Diriku takut hingga tak membiarkan air itu mengalir terus berlarut-larut. Takut, jikalau air tersebut bisa secara tiba-tiba menjadi badai yang bisa memporakporandakan tebing-tebing pagar di dalam diriku.
Hingga air itu akhirnya mengalir dengan tenang meninggalkan diri tanpa jejak. Diriku pasti akan merasa tumbang. Merasa kosong dan kehilangan percikan-percikan hangat yang datang perlahan menghantuiku. Aku merasa terisak dan akan menolak.
Maka, lebih baik sebelum waktu terlambat, aku akan mengubur perasaan ini dalam-dalam. Bagi diriku, rasionalitas harus lebih dominan dari pada rasa, agar diriku mampu keluar dari zona nyaman.
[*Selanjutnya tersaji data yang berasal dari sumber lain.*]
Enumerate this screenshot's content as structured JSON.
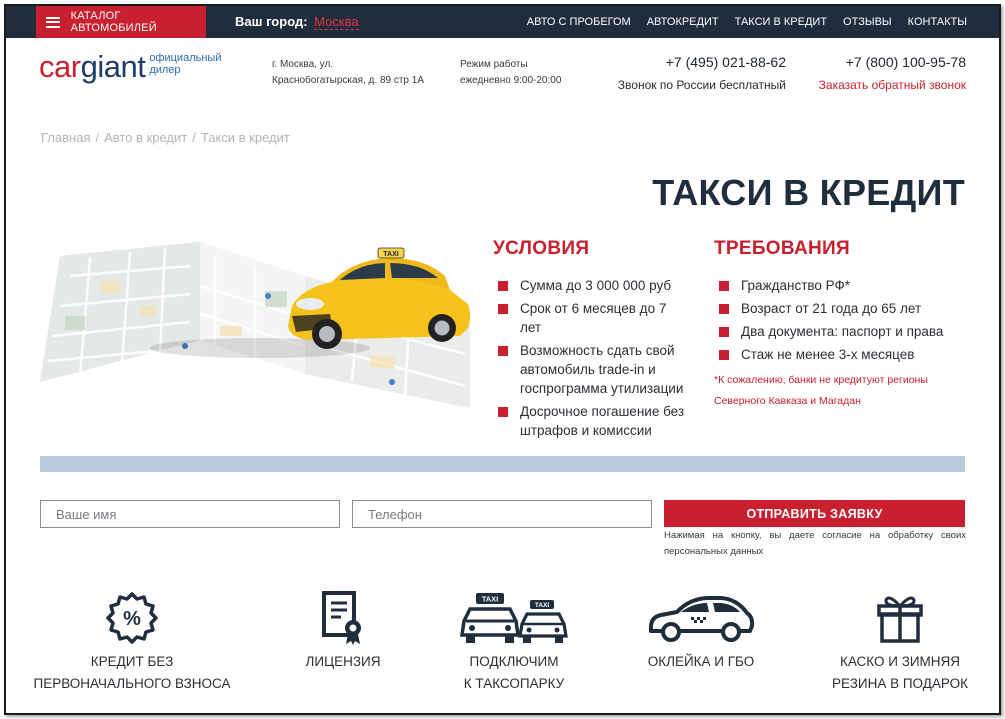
{
  "topbar": {
    "catalog_label": "КАТАЛОГ АВТОМОБИЛЕЙ",
    "city_prefix": "Ваш город:",
    "city_value": "Москва",
    "nav": [
      "АВТО С ПРОБЕГОМ",
      "АВТОКРЕДИТ",
      "ТАКСИ В КРЕДИТ",
      "ОТЗЫВЫ",
      "КОНТАКТЫ"
    ]
  },
  "header": {
    "logo_car": "car",
    "logo_giant": "giant",
    "logo_sub_1": "официальный",
    "logo_sub_2": "дилер",
    "address_1": "г. Москва, ул.",
    "address_2": "Краснобогатырская, д. 89 стр 1А",
    "hours_1": "Режим работы",
    "hours_2": "ежедневно 9:00-20:00",
    "phone_1": "+7 (495) 021-88-62",
    "phone_1_sub": "Звонок по России бесплатный",
    "phone_2": "+7 (800) 100-95-78",
    "phone_2_sub": "Заказать обратный звонок"
  },
  "breadcrumb": [
    "Главная",
    "Авто в кредит",
    "Такси в кредит"
  ],
  "page_title": "ТАКСИ В КРЕДИТ",
  "conditions": {
    "title": "УСЛОВИЯ",
    "items": [
      "Сумма до 3 000 000 руб",
      "Срок от 6 месяцев до 7 лет",
      "Возможность сдать свой автомобиль trade-in и госпрограмма утилизации",
      "Досрочное погашение без штрафов и комиссии"
    ]
  },
  "requirements": {
    "title": "ТРЕБОВАНИЯ",
    "items": [
      "Гражданство РФ*",
      "Возраст от 21 года до 65 лет",
      "Два документа: паспорт и права",
      "Стаж не менее 3-х месяцев"
    ],
    "note": "*К сожалению, банки не кредитуют регионы Северного Кавказа и Магадан"
  },
  "form": {
    "name_placeholder": "Ваше имя",
    "phone_placeholder": "Телефон",
    "submit_label": "ОТПРАВИТЬ ЗАЯВКУ",
    "consent": "Нажимая на кнопку, вы даете согласие на обработку своих персональных данных"
  },
  "features": [
    {
      "icon": "percent-badge-icon",
      "line1": "КРЕДИТ БЕЗ",
      "line2": "ПЕРВОНАЧАЛЬНОГО ВЗНОСА"
    },
    {
      "icon": "license-certificate-icon",
      "line1": "ЛИЦЕНЗИЯ",
      "line2": ""
    },
    {
      "icon": "taxi-cars-icon",
      "line1": "ПОДКЛЮЧИМ",
      "line2": "К ТАКСОПАРКУ"
    },
    {
      "icon": "car-wrap-icon",
      "line1": "ОКЛЕЙКА И ГБО",
      "line2": ""
    },
    {
      "icon": "gift-box-icon",
      "line1": "КАСКО И ЗИМНЯЯ",
      "line2": "РЕЗИНА В ПОДАРОК"
    }
  ],
  "taxi_sign": "TAXI",
  "colors": {
    "brand_red": "#c8202f",
    "navy": "#1f2d3d",
    "light_blue_bar": "#b6cadb"
  }
}
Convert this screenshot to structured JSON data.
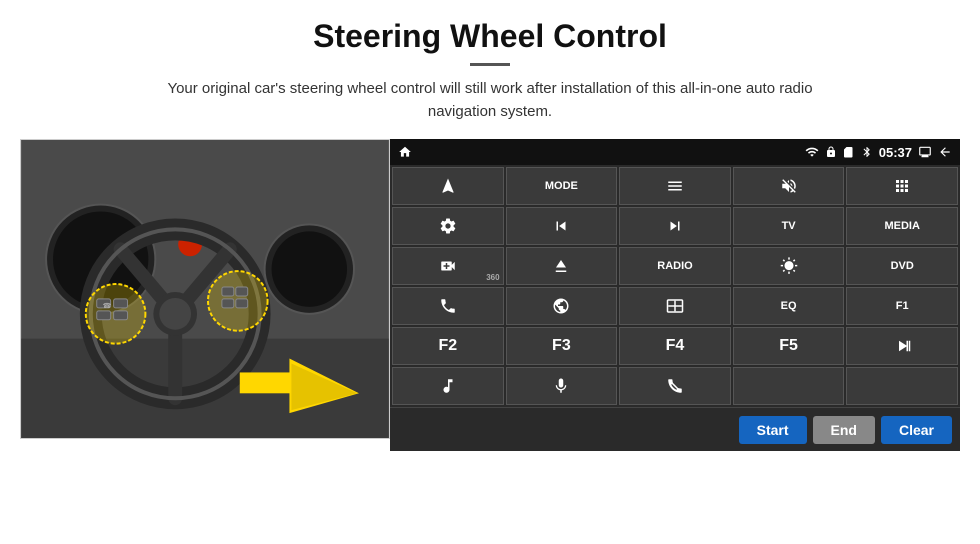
{
  "header": {
    "title": "Steering Wheel Control",
    "subtitle": "Your original car's steering wheel control will still work after installation of this all-in-one auto radio navigation system."
  },
  "status_bar": {
    "time": "05:37",
    "icons": [
      "wifi",
      "lock",
      "sim",
      "bluetooth",
      "screen",
      "back"
    ]
  },
  "buttons": [
    {
      "id": "nav",
      "label": "",
      "icon": "nav"
    },
    {
      "id": "mode",
      "label": "MODE",
      "icon": ""
    },
    {
      "id": "menu",
      "label": "",
      "icon": "list"
    },
    {
      "id": "mute",
      "label": "",
      "icon": "mute"
    },
    {
      "id": "apps",
      "label": "",
      "icon": "apps"
    },
    {
      "id": "settings",
      "label": "",
      "icon": "gear"
    },
    {
      "id": "prev",
      "label": "",
      "icon": "prev"
    },
    {
      "id": "next",
      "label": "",
      "icon": "next"
    },
    {
      "id": "tv",
      "label": "TV",
      "icon": ""
    },
    {
      "id": "media",
      "label": "MEDIA",
      "icon": ""
    },
    {
      "id": "cam360",
      "label": "",
      "icon": "360cam"
    },
    {
      "id": "eject",
      "label": "",
      "icon": "eject"
    },
    {
      "id": "radio",
      "label": "RADIO",
      "icon": ""
    },
    {
      "id": "brightness",
      "label": "",
      "icon": "brightness"
    },
    {
      "id": "dvd",
      "label": "DVD",
      "icon": ""
    },
    {
      "id": "phone",
      "label": "",
      "icon": "phone"
    },
    {
      "id": "web",
      "label": "",
      "icon": "web"
    },
    {
      "id": "window",
      "label": "",
      "icon": "window"
    },
    {
      "id": "eq",
      "label": "EQ",
      "icon": ""
    },
    {
      "id": "f1",
      "label": "F1",
      "icon": ""
    },
    {
      "id": "f2",
      "label": "F2",
      "icon": ""
    },
    {
      "id": "f3",
      "label": "F3",
      "icon": ""
    },
    {
      "id": "f4",
      "label": "F4",
      "icon": ""
    },
    {
      "id": "f5",
      "label": "F5",
      "icon": ""
    },
    {
      "id": "playpause",
      "label": "",
      "icon": "playpause"
    },
    {
      "id": "music",
      "label": "",
      "icon": "music"
    },
    {
      "id": "mic",
      "label": "",
      "icon": "mic"
    },
    {
      "id": "call",
      "label": "",
      "icon": "callend"
    },
    {
      "id": "empty1",
      "label": "",
      "icon": ""
    },
    {
      "id": "empty2",
      "label": "",
      "icon": ""
    }
  ],
  "action_bar": {
    "start_label": "Start",
    "end_label": "End",
    "clear_label": "Clear"
  }
}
"Ya, persetan dengan rasa. Sudah tidak sanggup untuk mempercayai siapa pun. Menggali kedalaman akan sebuah hubungan. Ketika diriku merasa resah akan dipatahkan sebuah harapan."Â Â
Di sisi lain, aku sadar ketidakpantasan aku bercita-cita lebih membangun relasi dengan dirimu. Di situlah kepercayaan diriku mulai pudar.
Diriku mulai menciptakan sekat sekokoh baja agar berusaha menahan sesak ketika dirimu datang menghampiri dan mendekapku kembali. Kehangatan itu membuat hatiku luluh kembali.
Baik datang membawa sebuah hadiah yang istimewa bagiku berupa kasih sayang, perhatian yang tulus sehingga membuat diriku terikat akan dirimu.
"Arghh.....tidak boleh! Stop! Tidak boleh! Tidak boleh menembus batas pagar diri kukembali."
Kau begitu baik terhadap diriku yang lemah ini. Kau mampu menghancurkan hatiku seperti batu dan melunakkan perasaan ini. Terima kasih, dirimu sudah hadir berperan sebagai sosok yang mengayomi dan melindungi diriku.